Levarei em conta apenas duas considerações. Em primeiro, a contrário dos mais tradicionais, penso que a flexibilidade litúrgica traz dinâmica e vida ao culto. Não creio que o culto cristão, para ser mais solene, deva assemelhar-se a um funeral, ou deva zelar a todo custo por uma estrutura tradicionalista, rígida e imutável. Desde que haja ordem e decência como nos orienta Paulo em I Co 14.40, podemos torná-lo mais feliz, por assim dizer. Não podemos nos esquecer que nosso povo é expansivo, passional, alegre. Há que se compreender os aspectos culturais.

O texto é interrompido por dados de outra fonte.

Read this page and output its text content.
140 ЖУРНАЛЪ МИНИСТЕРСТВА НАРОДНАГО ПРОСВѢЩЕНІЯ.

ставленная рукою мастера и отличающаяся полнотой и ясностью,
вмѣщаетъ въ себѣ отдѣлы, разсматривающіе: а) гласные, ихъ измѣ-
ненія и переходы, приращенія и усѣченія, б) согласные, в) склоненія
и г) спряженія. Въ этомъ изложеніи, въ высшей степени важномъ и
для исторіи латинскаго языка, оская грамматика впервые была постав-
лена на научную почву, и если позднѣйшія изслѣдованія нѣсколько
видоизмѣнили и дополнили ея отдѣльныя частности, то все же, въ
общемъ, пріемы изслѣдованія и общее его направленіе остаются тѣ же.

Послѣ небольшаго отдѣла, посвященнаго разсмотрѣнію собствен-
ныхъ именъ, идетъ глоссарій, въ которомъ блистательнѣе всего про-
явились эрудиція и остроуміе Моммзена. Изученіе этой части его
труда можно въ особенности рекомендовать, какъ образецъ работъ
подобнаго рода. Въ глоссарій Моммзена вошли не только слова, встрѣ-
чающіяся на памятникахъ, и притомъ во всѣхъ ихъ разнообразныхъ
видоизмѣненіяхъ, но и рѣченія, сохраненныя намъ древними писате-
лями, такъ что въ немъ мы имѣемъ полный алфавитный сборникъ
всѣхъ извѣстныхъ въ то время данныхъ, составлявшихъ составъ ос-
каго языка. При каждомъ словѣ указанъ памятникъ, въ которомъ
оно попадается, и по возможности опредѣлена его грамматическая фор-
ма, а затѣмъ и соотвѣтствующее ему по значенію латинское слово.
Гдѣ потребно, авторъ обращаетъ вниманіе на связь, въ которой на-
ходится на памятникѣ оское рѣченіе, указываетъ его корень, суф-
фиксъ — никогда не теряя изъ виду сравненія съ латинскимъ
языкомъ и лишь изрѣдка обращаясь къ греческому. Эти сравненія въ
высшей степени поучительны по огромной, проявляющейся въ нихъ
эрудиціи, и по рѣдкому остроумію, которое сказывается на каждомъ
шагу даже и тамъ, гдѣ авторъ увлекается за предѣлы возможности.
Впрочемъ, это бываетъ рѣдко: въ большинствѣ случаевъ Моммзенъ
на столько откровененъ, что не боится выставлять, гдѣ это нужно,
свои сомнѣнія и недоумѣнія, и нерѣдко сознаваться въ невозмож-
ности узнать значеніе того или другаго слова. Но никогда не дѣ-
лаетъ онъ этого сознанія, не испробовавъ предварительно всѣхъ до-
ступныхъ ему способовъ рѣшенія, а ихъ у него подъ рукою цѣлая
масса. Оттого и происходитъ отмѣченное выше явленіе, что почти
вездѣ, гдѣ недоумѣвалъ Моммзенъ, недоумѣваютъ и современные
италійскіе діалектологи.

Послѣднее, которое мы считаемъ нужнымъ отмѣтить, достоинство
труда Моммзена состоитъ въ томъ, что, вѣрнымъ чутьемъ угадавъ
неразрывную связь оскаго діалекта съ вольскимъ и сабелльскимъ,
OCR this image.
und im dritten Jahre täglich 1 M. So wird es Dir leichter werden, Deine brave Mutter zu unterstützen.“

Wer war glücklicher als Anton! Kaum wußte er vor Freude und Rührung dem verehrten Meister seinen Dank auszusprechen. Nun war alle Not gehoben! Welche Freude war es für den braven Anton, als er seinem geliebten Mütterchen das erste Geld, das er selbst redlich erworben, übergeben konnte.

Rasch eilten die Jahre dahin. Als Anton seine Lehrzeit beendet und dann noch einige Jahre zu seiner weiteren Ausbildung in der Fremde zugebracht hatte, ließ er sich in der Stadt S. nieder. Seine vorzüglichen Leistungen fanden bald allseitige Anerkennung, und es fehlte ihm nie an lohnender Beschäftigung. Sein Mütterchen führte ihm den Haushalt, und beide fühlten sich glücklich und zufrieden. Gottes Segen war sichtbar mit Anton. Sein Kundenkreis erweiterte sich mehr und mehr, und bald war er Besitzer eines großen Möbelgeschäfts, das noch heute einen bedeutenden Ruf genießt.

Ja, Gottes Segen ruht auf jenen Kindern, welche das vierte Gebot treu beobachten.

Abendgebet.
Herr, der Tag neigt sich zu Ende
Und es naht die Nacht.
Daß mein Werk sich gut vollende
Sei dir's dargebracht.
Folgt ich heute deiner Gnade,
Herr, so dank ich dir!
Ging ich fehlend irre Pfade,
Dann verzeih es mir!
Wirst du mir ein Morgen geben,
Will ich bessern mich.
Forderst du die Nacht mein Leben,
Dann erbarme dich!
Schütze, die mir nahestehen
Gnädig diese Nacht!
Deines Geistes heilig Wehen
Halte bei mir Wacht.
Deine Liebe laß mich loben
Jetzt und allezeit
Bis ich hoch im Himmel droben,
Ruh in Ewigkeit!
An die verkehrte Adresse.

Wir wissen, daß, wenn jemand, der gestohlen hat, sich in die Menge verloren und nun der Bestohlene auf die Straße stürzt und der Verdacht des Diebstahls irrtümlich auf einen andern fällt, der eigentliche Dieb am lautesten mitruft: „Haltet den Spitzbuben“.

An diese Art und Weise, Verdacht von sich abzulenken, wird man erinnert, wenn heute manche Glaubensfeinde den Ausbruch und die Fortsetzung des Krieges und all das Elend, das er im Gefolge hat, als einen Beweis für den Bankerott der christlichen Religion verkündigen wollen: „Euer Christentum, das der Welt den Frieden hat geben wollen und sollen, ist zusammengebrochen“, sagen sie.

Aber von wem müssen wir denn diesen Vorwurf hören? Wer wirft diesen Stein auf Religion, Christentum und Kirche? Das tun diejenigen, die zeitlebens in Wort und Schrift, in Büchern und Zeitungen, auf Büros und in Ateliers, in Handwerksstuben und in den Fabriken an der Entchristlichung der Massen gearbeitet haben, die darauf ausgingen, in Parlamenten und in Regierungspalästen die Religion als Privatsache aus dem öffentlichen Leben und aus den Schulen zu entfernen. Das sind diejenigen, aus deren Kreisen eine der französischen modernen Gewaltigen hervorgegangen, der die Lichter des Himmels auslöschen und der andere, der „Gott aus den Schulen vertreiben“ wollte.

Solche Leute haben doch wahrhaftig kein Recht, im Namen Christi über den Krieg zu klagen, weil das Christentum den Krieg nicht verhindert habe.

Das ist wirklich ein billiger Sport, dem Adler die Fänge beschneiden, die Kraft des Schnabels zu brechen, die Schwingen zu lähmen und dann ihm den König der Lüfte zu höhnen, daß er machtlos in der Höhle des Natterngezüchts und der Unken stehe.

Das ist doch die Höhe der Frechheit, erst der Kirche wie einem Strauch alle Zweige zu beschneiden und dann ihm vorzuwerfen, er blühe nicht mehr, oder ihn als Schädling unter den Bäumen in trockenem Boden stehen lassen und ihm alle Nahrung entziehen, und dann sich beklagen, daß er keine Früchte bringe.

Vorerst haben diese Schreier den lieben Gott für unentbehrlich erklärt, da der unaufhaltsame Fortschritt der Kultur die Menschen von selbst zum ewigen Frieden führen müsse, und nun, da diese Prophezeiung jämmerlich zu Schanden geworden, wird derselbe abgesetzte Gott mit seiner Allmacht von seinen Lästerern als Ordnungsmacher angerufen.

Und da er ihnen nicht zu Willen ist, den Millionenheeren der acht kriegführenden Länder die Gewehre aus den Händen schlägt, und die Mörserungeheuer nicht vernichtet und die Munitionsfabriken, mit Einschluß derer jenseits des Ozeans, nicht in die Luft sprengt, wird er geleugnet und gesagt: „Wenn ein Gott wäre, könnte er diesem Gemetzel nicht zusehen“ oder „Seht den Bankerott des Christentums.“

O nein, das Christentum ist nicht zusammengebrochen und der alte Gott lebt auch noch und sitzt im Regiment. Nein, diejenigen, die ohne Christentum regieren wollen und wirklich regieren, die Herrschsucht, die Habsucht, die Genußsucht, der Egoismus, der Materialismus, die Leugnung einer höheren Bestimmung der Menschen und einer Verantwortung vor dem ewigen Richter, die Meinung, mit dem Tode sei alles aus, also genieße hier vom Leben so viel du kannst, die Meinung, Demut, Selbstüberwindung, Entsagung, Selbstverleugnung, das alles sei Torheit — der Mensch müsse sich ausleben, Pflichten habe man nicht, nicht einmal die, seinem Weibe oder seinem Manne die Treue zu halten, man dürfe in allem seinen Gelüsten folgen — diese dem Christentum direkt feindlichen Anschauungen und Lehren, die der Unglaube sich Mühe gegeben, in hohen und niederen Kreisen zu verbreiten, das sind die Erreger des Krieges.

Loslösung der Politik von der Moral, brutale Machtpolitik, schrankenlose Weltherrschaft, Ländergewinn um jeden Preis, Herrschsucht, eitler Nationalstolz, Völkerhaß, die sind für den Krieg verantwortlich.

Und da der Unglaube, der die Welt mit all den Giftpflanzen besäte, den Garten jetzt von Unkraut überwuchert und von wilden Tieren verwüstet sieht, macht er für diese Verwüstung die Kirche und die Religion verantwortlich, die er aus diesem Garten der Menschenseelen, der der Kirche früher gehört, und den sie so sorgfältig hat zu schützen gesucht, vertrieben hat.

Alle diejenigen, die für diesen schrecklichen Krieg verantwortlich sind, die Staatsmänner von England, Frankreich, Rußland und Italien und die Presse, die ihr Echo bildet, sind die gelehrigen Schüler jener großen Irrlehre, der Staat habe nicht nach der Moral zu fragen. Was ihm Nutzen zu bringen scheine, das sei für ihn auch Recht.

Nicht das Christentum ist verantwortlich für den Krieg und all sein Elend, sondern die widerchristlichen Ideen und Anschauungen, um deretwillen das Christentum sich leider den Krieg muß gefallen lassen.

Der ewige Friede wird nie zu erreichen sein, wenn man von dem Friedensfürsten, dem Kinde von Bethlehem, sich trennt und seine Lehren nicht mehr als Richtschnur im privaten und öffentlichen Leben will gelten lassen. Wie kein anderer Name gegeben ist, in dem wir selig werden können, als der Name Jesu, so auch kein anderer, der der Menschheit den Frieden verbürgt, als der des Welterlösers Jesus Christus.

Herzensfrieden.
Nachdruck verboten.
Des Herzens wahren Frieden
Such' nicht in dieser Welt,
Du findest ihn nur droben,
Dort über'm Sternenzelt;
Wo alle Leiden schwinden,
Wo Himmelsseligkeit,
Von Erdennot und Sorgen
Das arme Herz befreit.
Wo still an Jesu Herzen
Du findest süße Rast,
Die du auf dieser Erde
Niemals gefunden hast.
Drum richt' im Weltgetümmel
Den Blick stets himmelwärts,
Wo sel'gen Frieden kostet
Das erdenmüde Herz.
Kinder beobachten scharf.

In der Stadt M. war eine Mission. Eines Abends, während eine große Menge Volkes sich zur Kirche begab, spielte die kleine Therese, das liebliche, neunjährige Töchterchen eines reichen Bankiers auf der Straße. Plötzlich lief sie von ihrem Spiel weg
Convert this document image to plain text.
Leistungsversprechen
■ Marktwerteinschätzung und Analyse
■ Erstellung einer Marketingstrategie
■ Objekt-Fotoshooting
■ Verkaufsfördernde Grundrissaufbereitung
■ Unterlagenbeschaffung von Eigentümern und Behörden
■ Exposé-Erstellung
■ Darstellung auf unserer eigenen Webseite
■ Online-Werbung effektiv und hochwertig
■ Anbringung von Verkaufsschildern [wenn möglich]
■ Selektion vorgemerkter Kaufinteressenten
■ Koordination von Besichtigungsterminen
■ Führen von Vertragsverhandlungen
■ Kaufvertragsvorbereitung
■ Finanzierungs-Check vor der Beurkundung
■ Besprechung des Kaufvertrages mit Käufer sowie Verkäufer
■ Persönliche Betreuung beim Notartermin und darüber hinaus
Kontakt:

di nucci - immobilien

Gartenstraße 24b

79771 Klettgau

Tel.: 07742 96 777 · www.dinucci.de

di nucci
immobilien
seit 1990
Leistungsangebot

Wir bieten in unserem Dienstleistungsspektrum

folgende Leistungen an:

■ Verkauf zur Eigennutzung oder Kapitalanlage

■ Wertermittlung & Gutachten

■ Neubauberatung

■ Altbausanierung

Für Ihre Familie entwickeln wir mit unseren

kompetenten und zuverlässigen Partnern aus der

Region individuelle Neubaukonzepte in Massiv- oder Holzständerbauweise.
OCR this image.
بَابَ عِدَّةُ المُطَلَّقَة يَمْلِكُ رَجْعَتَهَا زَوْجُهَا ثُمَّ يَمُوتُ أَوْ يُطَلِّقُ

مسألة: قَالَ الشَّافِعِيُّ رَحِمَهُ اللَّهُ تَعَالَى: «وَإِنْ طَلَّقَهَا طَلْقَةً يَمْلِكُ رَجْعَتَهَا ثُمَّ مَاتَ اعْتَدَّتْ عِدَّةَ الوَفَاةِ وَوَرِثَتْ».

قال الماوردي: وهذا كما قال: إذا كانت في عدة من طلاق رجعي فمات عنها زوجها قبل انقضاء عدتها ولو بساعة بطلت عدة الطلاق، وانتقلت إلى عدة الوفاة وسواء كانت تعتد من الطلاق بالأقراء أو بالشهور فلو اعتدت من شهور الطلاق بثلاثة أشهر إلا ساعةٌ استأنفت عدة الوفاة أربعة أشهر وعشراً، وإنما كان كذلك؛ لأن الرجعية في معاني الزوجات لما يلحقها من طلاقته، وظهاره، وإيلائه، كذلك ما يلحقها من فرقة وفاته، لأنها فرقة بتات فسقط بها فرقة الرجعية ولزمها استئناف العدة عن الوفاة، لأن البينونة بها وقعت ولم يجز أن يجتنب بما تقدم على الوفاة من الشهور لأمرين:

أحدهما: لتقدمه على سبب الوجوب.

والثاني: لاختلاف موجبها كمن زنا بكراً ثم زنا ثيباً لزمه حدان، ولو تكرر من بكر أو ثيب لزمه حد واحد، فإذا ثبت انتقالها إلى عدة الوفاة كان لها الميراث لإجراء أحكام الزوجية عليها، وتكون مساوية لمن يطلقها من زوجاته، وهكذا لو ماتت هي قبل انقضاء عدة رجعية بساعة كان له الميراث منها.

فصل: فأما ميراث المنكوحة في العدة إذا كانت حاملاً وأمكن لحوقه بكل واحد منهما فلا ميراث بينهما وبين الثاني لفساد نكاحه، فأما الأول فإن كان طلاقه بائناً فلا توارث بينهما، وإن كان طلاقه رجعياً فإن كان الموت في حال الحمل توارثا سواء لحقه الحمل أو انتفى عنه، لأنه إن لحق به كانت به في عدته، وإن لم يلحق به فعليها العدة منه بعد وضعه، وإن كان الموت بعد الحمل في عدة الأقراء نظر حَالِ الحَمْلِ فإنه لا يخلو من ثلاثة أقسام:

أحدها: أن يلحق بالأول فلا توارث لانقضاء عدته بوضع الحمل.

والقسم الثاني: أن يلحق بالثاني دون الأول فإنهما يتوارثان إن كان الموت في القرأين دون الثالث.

O culto no Norte do país em uma Assembleia Pentecostal, será muito diferente do culto celebrado no Sul em um igreja luterana. Por isto, sempre haverá perigo na vã tentativa da sacralização ou demonização de aspectos culturais "a-morais" e singulares de cada região.


Erro crasso de interpretação

A segunda consideração que gostaria de registrar é de natureza hermenêutica. Como já disse na introdução, a liberdade que o Espírito promove não tem nada a ver com a vida cúltica. Afirmar isto, além de reduzir ao máximo o profundo significado do texto, também é um erro crasso de interpretação. Apenas quem não conhece o contexto imediato do capítulo 3 do segundo livro aos Coríntios pode dizer que a frase - onde o Espírito do Senhor está, ai a liberdade - significa liberdade para "fazer o que der vontade de fazer" no culto.

A verdadeira Liberdade

Então, de que somos libertos afinal? Que espécie de liberdade o Espírito do Senhor promove? Simples, leia todo o capítulo II Co 3.1-18. Como alguém já disse: texto sem contexto, é pretexto.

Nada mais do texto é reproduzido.